In a comparison of the long-term function of amputation, arthrodesis, or arthroplasty for the treatment of tumors around the knee, patients with an amputation had difficulty walking on steep, rough, or slippery surfaces but were very active and were the least worried about damaging the affected limb. Patients with an arthrodesis performed the most demanding physical work and recreational activities, but they had difficulty with sitting, especially in the back seat of cars, theaters, or sports arenas. Patients who had arthroplasty generally led more sedentary lives and were more protective of the limb, but they had little difficulty with activities of daily living. These patients also were the least self-conscious about the limb.

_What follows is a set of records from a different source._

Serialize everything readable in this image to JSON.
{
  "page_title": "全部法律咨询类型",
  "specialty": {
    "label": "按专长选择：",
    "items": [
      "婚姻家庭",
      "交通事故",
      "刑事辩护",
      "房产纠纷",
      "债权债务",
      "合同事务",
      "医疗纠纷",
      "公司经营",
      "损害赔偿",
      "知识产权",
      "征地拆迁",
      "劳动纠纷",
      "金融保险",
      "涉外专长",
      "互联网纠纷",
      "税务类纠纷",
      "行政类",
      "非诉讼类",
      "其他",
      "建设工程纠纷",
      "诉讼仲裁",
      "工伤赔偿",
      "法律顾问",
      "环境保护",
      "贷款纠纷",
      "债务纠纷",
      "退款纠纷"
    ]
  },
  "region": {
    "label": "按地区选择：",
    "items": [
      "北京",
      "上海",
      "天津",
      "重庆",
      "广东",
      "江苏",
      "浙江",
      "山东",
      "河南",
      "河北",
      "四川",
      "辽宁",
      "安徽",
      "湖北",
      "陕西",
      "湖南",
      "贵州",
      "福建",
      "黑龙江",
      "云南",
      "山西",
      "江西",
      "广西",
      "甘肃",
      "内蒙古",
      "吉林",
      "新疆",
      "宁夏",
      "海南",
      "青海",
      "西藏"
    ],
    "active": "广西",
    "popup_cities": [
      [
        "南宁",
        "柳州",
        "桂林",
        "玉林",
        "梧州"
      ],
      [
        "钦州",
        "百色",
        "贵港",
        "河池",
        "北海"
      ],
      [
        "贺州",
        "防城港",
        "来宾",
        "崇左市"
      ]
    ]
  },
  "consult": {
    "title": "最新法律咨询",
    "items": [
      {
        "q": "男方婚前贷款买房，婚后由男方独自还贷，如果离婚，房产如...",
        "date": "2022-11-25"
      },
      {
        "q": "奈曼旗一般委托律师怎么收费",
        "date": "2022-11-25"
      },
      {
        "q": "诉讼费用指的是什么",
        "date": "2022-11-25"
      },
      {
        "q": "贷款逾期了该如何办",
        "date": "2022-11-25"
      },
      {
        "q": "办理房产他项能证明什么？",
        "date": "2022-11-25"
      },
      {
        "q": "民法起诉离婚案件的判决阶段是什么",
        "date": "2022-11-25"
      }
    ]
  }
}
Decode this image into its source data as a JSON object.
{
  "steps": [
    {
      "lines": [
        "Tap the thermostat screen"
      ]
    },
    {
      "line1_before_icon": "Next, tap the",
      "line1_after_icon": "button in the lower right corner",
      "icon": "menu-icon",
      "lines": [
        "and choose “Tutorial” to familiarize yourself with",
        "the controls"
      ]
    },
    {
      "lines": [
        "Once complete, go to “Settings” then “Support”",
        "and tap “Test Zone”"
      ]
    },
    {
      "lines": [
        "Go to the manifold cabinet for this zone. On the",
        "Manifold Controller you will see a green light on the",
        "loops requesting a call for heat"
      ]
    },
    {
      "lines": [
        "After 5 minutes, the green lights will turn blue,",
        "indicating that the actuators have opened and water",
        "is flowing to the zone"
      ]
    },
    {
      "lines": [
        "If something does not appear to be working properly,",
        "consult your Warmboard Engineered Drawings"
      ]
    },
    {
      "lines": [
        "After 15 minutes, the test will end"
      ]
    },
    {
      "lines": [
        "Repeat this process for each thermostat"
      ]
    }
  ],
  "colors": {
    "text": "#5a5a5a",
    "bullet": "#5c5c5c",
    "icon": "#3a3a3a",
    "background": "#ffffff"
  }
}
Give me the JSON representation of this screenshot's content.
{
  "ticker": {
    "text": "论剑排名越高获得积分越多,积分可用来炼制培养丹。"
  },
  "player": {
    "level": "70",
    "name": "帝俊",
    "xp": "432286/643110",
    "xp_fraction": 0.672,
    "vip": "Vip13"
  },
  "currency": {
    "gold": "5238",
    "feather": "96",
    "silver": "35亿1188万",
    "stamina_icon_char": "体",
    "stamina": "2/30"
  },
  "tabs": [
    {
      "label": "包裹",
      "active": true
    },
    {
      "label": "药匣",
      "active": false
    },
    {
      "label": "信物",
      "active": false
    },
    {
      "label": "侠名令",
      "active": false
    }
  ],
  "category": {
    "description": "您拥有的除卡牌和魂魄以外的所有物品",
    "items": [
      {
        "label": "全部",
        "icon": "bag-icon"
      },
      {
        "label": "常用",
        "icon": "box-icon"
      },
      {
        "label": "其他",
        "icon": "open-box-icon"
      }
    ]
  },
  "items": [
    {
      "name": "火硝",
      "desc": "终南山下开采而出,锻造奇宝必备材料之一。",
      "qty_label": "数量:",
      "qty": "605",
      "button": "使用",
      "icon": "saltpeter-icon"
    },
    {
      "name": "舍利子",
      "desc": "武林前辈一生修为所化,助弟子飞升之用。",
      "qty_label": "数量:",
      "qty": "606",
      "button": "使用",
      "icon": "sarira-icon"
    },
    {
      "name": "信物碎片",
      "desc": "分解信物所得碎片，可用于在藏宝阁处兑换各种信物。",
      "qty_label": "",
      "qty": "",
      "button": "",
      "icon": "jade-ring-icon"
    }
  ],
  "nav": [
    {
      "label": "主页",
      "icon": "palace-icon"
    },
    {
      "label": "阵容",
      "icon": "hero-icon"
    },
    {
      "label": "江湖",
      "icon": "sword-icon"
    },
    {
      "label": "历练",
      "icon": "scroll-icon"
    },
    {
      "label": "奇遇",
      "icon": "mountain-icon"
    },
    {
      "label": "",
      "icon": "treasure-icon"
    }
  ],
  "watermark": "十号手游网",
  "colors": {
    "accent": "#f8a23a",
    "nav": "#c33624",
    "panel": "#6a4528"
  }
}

No study has shown a significant difference between amputation and limb salvage with regard to psychologic outcome or quality of life in long-term sarcoma survivors. The decision of limb salvage versus amputation involves more than the question of whether the lesion can be resected with wide margins. The patient ultimately must make the final decision based on long-term goals and lifestyle decisions.

Rarely, amputation may be indicated as a palliative measure for a patient with metastatic disease and pain that has been refractory to standard surgical treatment, radiation, chemotherapy, and narcotic pain management. Amputation may be indicated for treatment of a recurrent pathologic fracture in which stabilization is impossible. It also may be indicated if the malignancy has caused massive necrosis, fungation, infection, or vascular compromise ( Fig. 14.4 ). Although cure is not the goal, amputation may dramatically improve the functional status and pain relief for the remaining months in some patients. The surgeon must remember, however, that survival is not always predictable. One such “palliative” hemipelvectomy was performed at this institution on a patient who subsequently lived comfortably for an additional 20 years.

FIGURE 14.4, Fungating tumor required transhumeral amputation.